The Artist in Residence - Nina Strand
For the past decade, few individuals have done more to broaden the discourse of contemporary photographic practices in Norway, than the ever smiling writer and editor, Nina Strand. We were curious to see whether the sun in fact always shines on her blonde haired, long legged, dress wearing alter ego in Residence, her upcoming book that we have been fortunate enough to get our hands on before its launch on Saturday...
Through 20 issues of the journal Objektiv which she founded in 2009, she as an editor has sought to explore what can be learned from artists working primarily with camera-based arts today all across the world, and created a space where established artists and their young counterparts can speak freely and communicate globally.
BUT….
During her tireless work as editor in chief (and did I mention a monthly column in Dagbladet about photography?) she has steadily created a series of highly distinct and idiosyncratic books. Usually small in size (but definitely not in scope), these zines as she calls them, referring to the do it yourself heyday of punk, or bound books often taking on the look of a notebook or diary, tackle issues pertaining to the role of the artist and creative freelancer today, youth, aging, sex and romantic relations. Her previous book, Dr. Strand won several awards and is a meditation on motherhood, and the strange shift that occurs when a parent dies and you stand, no longer a child, but as a parent responsible for a child…
With the current volume , titled Residency, she has created one of the funniest, timeliest, most tender and honest publications we’ve seen in years…in fact we might say, since, coincidentally, her own book so how do you think you’re doing? from 2008. That book, using the language of ‘coaching’ uses dialogue and simple photographic repetitions in order to relate the utter confusion felt by so many of us as we get ready to enter that vague territory called adulthood.
Residency is a kind of travelogue about a year spent at the Cité Internationale residency for artists in Paris. Ideally such a year will be an opportunity to focus all their energy into creation, but it’s difficult isn’t it, when you are given free reign, or even a kind of mandate, to create something?
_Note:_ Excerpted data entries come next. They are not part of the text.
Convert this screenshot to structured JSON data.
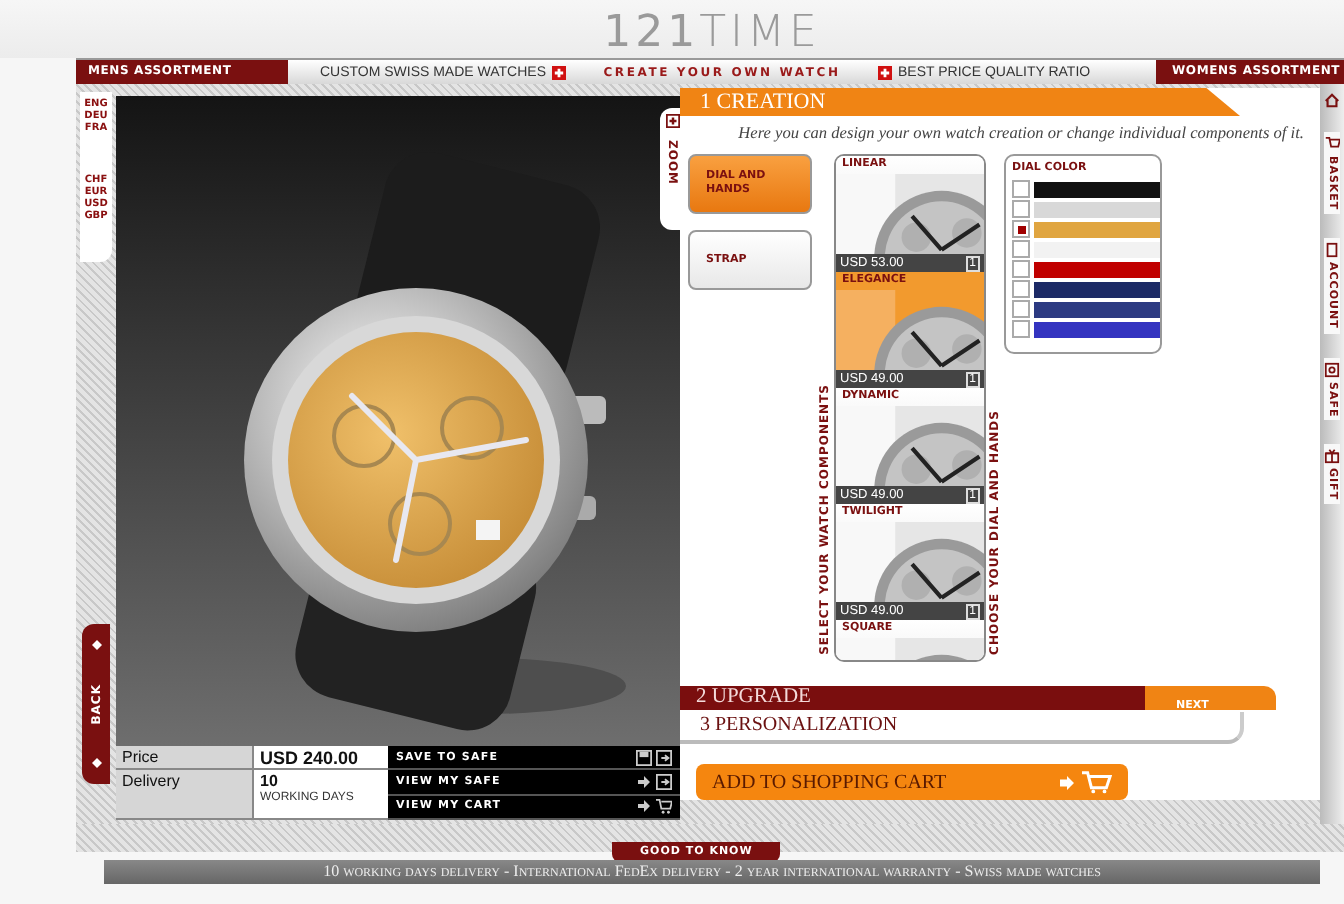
{
  "header": {
    "logo": "**121**TIME",
    "tagline": "CREATE YOUR OWN WATCH",
    "tabs": [
      {
        "label": "MENS ASSORTMENT",
        "kind": "assortment"
      },
      {
        "label": "CUSTOM SWISS MADE WATCHES",
        "kind": "claim"
      },
      {
        "label": "BEST PRICE QUALITY RATIO",
        "kind": "claim"
      },
      {
        "label": "WOMENS ASSORTMENT",
        "kind": "assortment"
      }
    ]
  },
  "languages": [
    "ENG",
    "DEU",
    "FRA"
  ],
  "currencies": [
    "CHF",
    "EUR",
    "USD",
    "GBP"
  ],
  "back": "BACK",
  "zoom": "ZOOM",
  "summary": {
    "price_label": "Price",
    "price": "USD 240.00",
    "delivery_label": "Delivery",
    "delivery": "10",
    "delivery_unit": "WORKING DAYS"
  },
  "actions": [
    {
      "label": "SAVE TO SAFE",
      "kind": "save"
    },
    {
      "label": "VIEW MY SAFE",
      "kind": "safe"
    },
    {
      "label": "VIEW MY CART",
      "kind": "cart"
    }
  ],
  "creation": {
    "title": "1 CREATION",
    "intro": "Here you can design your own watch creation or change individual components of it.",
    "categories": [
      {
        "label": "DIAL AND HANDS",
        "selected": true
      },
      {
        "label": "STRAP",
        "selected": false
      }
    ],
    "components_label": "SELECT YOUR WATCH COMPONENTS",
    "components": [
      {
        "name": "LINEAR",
        "price": "USD 53.00",
        "count": "1",
        "selected": false
      },
      {
        "name": "ELEGANCE",
        "price": "USD 49.00",
        "count": "1",
        "selected": true
      },
      {
        "name": "DYNAMIC",
        "price": "USD 49.00",
        "count": "1",
        "selected": false
      },
      {
        "name": "TWILIGHT",
        "price": "USD 49.00",
        "count": "1",
        "selected": false
      },
      {
        "name": "SQUARE",
        "selected": false
      }
    ],
    "dial_label": "CHOOSE YOUR DIAL AND HANDS",
    "dial_color": {
      "title": "DIAL COLOR",
      "swatches": [
        {
          "color": "#111111",
          "selected": false
        },
        {
          "color": "#d8d8d8",
          "selected": false
        },
        {
          "color": "#e0a540",
          "selected": true
        },
        {
          "color": "#f2f2f2",
          "selected": false
        },
        {
          "color": "#c00000",
          "selected": false
        },
        {
          "color": "#1c2a66",
          "selected": false
        },
        {
          "color": "#2c3a82",
          "selected": false
        },
        {
          "color": "#3434c0",
          "selected": false
        }
      ]
    }
  },
  "upgrade": {
    "title": "2 UPGRADE",
    "next": "NEXT"
  },
  "personalization": {
    "title": "3 PERSONALIZATION"
  },
  "cart_button": "ADD TO SHOPPING CART",
  "good_to_know": "GOOD TO KNOW",
  "side_tabs": [
    {
      "label": "BASKET",
      "kind": "basket"
    },
    {
      "label": "ACCOUNT",
      "kind": "account"
    },
    {
      "label": "SAFE",
      "kind": "safe"
    },
    {
      "label": "GIFT",
      "kind": "gift"
    }
  ],
  "footer": "10 working days delivery - International FedEx delivery - 2 year international warranty - Swiss made watches"
}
I mean, where do you begin?
The artist in residency opens the book laconically with a picture from New York, another typical artist-residency destination, under which the caption reads: -you’ve tried this before – travelling the world to experience and create, without necessarily having much success. And so we’re swept along, our protagonist brimming with hope that this time around it could be different right…Right
WELL…
In order to create, certain things must be in place. You need more money than the monthly stipend obviously, and after having given a lecture where she tells us she spoke way too fast and ran out of things to say after twenty minutes and no one understood what she was talking about anyway, she finds herself puzzled when she received a bottle of wine as payment…Well, seeing as how wine wasn’t going to pay for her creations-in-the-making, she figures she could write a book about photography, seeing as how France is the birthplace of the medium…But, as she says: -you could take the train to La Gras, where Nicéphore Niépce took his first photograph, but the trip seems a bit tiring…
And so she keeps on going, in her concise prose and strangely generic imagery.
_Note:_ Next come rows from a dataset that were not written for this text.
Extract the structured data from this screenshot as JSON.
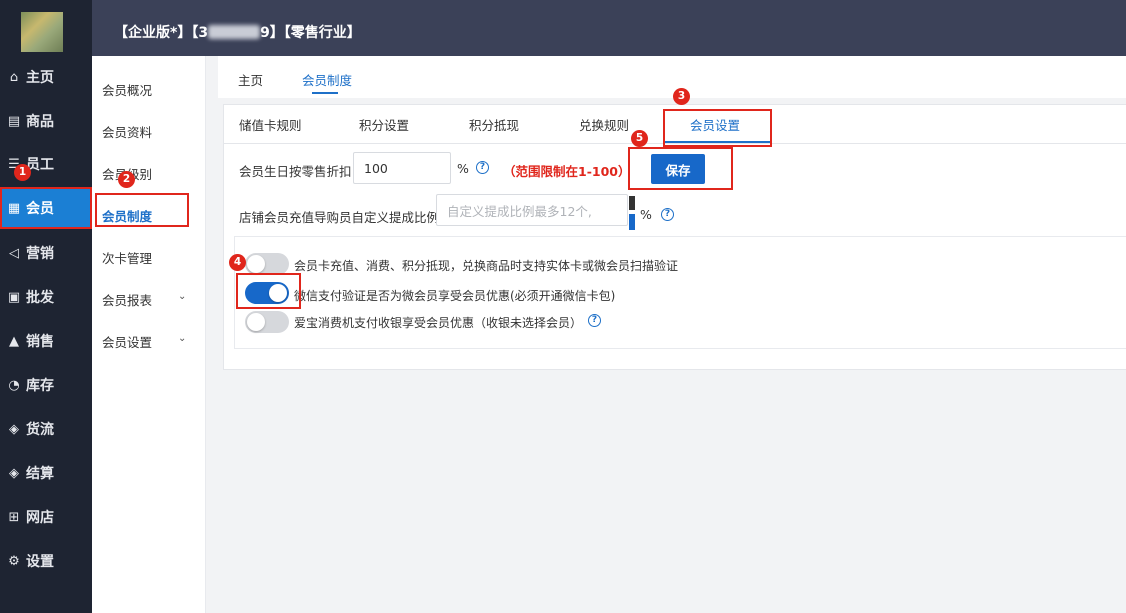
{
  "sidebar": {
    "items": [
      {
        "label": "主页",
        "icon": "⌂"
      },
      {
        "label": "商品",
        "icon": "▤"
      },
      {
        "label": "员工",
        "icon": "☰"
      },
      {
        "label": "会员",
        "icon": "▦"
      },
      {
        "label": "营销",
        "icon": "◁"
      },
      {
        "label": "批发",
        "icon": "▣"
      },
      {
        "label": "销售",
        "icon": "▲"
      },
      {
        "label": "库存",
        "icon": "◔"
      },
      {
        "label": "货流",
        "icon": "◈"
      },
      {
        "label": "结算",
        "icon": "◈"
      },
      {
        "label": "网店",
        "icon": "⊞"
      },
      {
        "label": "设置",
        "icon": "⚙"
      }
    ]
  },
  "header": {
    "title_prefix": "【企业版*】【3",
    "title_suffix": "9】【零售行业】"
  },
  "subnav": {
    "items": [
      {
        "label": "会员概况"
      },
      {
        "label": "会员资料"
      },
      {
        "label": "会员级别"
      },
      {
        "label": "会员制度"
      },
      {
        "label": "次卡管理"
      },
      {
        "label": "会员报表"
      },
      {
        "label": "会员设置"
      }
    ]
  },
  "breadcrumb": {
    "home": "主页",
    "current": "会员制度"
  },
  "tabs": [
    {
      "label": "储值卡规则"
    },
    {
      "label": "积分设置"
    },
    {
      "label": "积分抵现"
    },
    {
      "label": "兑换规则"
    },
    {
      "label": "会员设置"
    }
  ],
  "form": {
    "birthday_label": "会员生日按零售折扣",
    "birthday_value": "100",
    "percent": "%",
    "range_hint": "（范围限制在1-100）",
    "save_label": "保存",
    "commission_label": "店铺会员充值导购员自定义提成比例",
    "commission_placeholder": "自定义提成比例最多12个,",
    "help_symbol": "?"
  },
  "toggles": [
    {
      "label": "会员卡充值、消费、积分抵现，兑换商品时支持实体卡或微会员扫描验证",
      "on": false
    },
    {
      "label": "微信支付验证是否为微会员享受会员优惠(必须开通微信卡包)",
      "on": true
    },
    {
      "label": "爱宝消费机支付收银享受会员优惠（收银未选择会员）",
      "on": false
    }
  ],
  "annotations": [
    "1",
    "2",
    "3",
    "4",
    "5"
  ],
  "colors": {
    "accent": "#1768c9",
    "highlight": "#e0261c",
    "sidebar_bg": "#1e2432",
    "topbar_bg": "#3b4158"
  }
}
Though the form of Strand’s work is reminiscent of artists like Duane Michaels and Sophie Calle, who both in their own way often have made small vexing volumes mixing photographs and texts, Strand has a wholly unique way of relating issues about all the perceived expectations from ourselves and others we sense are holding us back. Like Calle and Michaels, Strand’s work is generous without being simple; by opening up the space of what an artist does, she demystifies and allows everyone, those in the know and those coming in from a different angle, to engage with what I was about to call universal problems; existential issues that take on a strangely large role in the privileged life of those of us whose basic needs are met at every turn. In this sense, her work has as much in common with Woody Allen, Seinfeld and Lena Andersson as it does with the typical art-community. Personally, I find Strand at her most hilarious and poignant when she observes the art-world around her, culminating in this volume in an encounter with an artist of the previous generation: -The next day you interview an older photographer who’s currently exhibiting at the Centre Pompidou. She says nothing new has happened on the photo scene since the 90s. Her arms go up and down in frustration while she talks like a machine gun about how disappointed she is in the new generation.
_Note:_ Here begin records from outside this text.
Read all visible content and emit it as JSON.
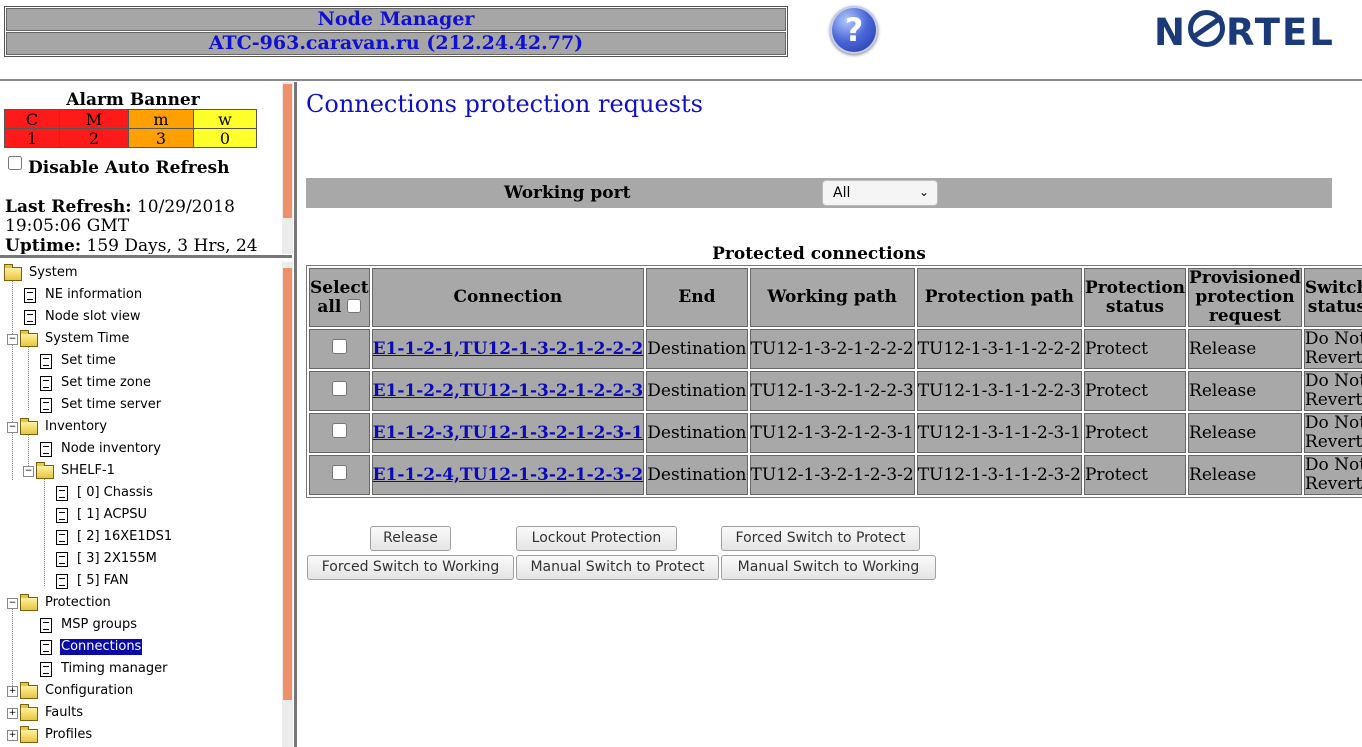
{
  "header": {
    "title": "Node Manager",
    "node": "ATC-963.caravan.ru (212.24.42.77)",
    "help_icon": "question-mark-icon",
    "help_glyph": "?",
    "logo_pre": "N",
    "logo_post": "RTEL"
  },
  "alarm_banner": {
    "title": "Alarm Banner",
    "levels": [
      {
        "label": "C",
        "count": "1",
        "color": "#ff1a1a"
      },
      {
        "label": "M",
        "count": "2",
        "color": "#ff1a1a"
      },
      {
        "label": "m",
        "count": "3",
        "color": "#ffa000"
      },
      {
        "label": "w",
        "count": "0",
        "color": "#ffff2a"
      }
    ],
    "disable_auto_refresh": "Disable Auto Refresh",
    "last_refresh_label": "Last Refresh:",
    "last_refresh_value": "10/29/2018",
    "last_refresh_time": "19:05:06 GMT",
    "uptime_label": "Uptime:",
    "uptime_value": "159 Days, 3 Hrs, 24"
  },
  "tree": [
    {
      "label": "System",
      "type": "folder",
      "expanded": true
    },
    {
      "label": "NE information",
      "type": "doc"
    },
    {
      "label": "Node slot view",
      "type": "doc"
    },
    {
      "label": "System Time",
      "type": "folder",
      "expanded": true
    },
    {
      "label": "Set time",
      "type": "doc"
    },
    {
      "label": "Set time zone",
      "type": "doc"
    },
    {
      "label": "Set time server",
      "type": "doc"
    },
    {
      "label": "Inventory",
      "type": "folder",
      "expanded": true
    },
    {
      "label": "Node inventory",
      "type": "doc"
    },
    {
      "label": "SHELF-1",
      "type": "folder",
      "expanded": true
    },
    {
      "label": "[ 0] Chassis",
      "type": "doc"
    },
    {
      "label": "[ 1] ACPSU",
      "type": "doc"
    },
    {
      "label": "[ 2] 16XE1DS1",
      "type": "doc"
    },
    {
      "label": "[ 3] 2X155M",
      "type": "doc"
    },
    {
      "label": "[ 5] FAN",
      "type": "doc"
    },
    {
      "label": "Protection",
      "type": "folder",
      "expanded": true
    },
    {
      "label": "MSP groups",
      "type": "doc"
    },
    {
      "label": "Connections",
      "type": "doc",
      "selected": true
    },
    {
      "label": "Timing manager",
      "type": "doc"
    },
    {
      "label": "Configuration",
      "type": "folder",
      "expanded": false
    },
    {
      "label": "Faults",
      "type": "folder",
      "expanded": false
    },
    {
      "label": "Profiles",
      "type": "folder",
      "expanded": false
    }
  ],
  "main": {
    "page_title": "Connections protection requests",
    "filter": {
      "label": "Working port",
      "selected": "All"
    },
    "table_caption": "Protected connections",
    "columns": {
      "select_all": "Select all",
      "connection": "Connection",
      "end": "End",
      "working_path": "Working path",
      "protection_path": "Protection path",
      "protection_status": "Protection status",
      "provisioned_request": "Provisioned protection request",
      "switch_status": "Switch status"
    },
    "rows": [
      {
        "connection": "E1-1-2-1,TU12-1-3-2-1-2-2-2",
        "end": "Destination",
        "working_path": "TU12-1-3-2-1-2-2-2",
        "protection_path": "TU12-1-3-1-1-2-2-2",
        "protection_status": "Protect",
        "provisioned_request": "Release",
        "switch_status": "Do Not Revert"
      },
      {
        "connection": "E1-1-2-2,TU12-1-3-2-1-2-2-3",
        "end": "Destination",
        "working_path": "TU12-1-3-2-1-2-2-3",
        "protection_path": "TU12-1-3-1-1-2-2-3",
        "protection_status": "Protect",
        "provisioned_request": "Release",
        "switch_status": "Do Not Revert"
      },
      {
        "connection": "E1-1-2-3,TU12-1-3-2-1-2-3-1",
        "end": "Destination",
        "working_path": "TU12-1-3-2-1-2-3-1",
        "protection_path": "TU12-1-3-1-1-2-3-1",
        "protection_status": "Protect",
        "provisioned_request": "Release",
        "switch_status": "Do Not Revert"
      },
      {
        "connection": "E1-1-2-4,TU12-1-3-2-1-2-3-2",
        "end": "Destination",
        "working_path": "TU12-1-3-2-1-2-3-2",
        "protection_path": "TU12-1-3-1-1-2-3-2",
        "protection_status": "Protect",
        "provisioned_request": "Release",
        "switch_status": "Do Not Revert"
      }
    ],
    "buttons": {
      "release": "Release",
      "lockout": "Lockout Protection",
      "forced_protect": "Forced Switch to Protect",
      "forced_working": "Forced Switch to Working",
      "manual_protect": "Manual Switch to Protect",
      "manual_working": "Manual Switch to Working"
    }
  }
}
Her exhibition consists of the empty frames from her previous works. You want to ask her about it, and so much more, but she never lets you talk.
And so it goes. Life. And art. Art and life.
Please purchase this book. It will make you laugh, and hum. And in the end, it just might leave you feeling less alone, and less silly about all your own petty insecurities J
The book Residency can be bought at Tronsmo bookstore in Oslo or Fotogalleriet where it is being launched on Saturday the 12th of January at 17 o’clock.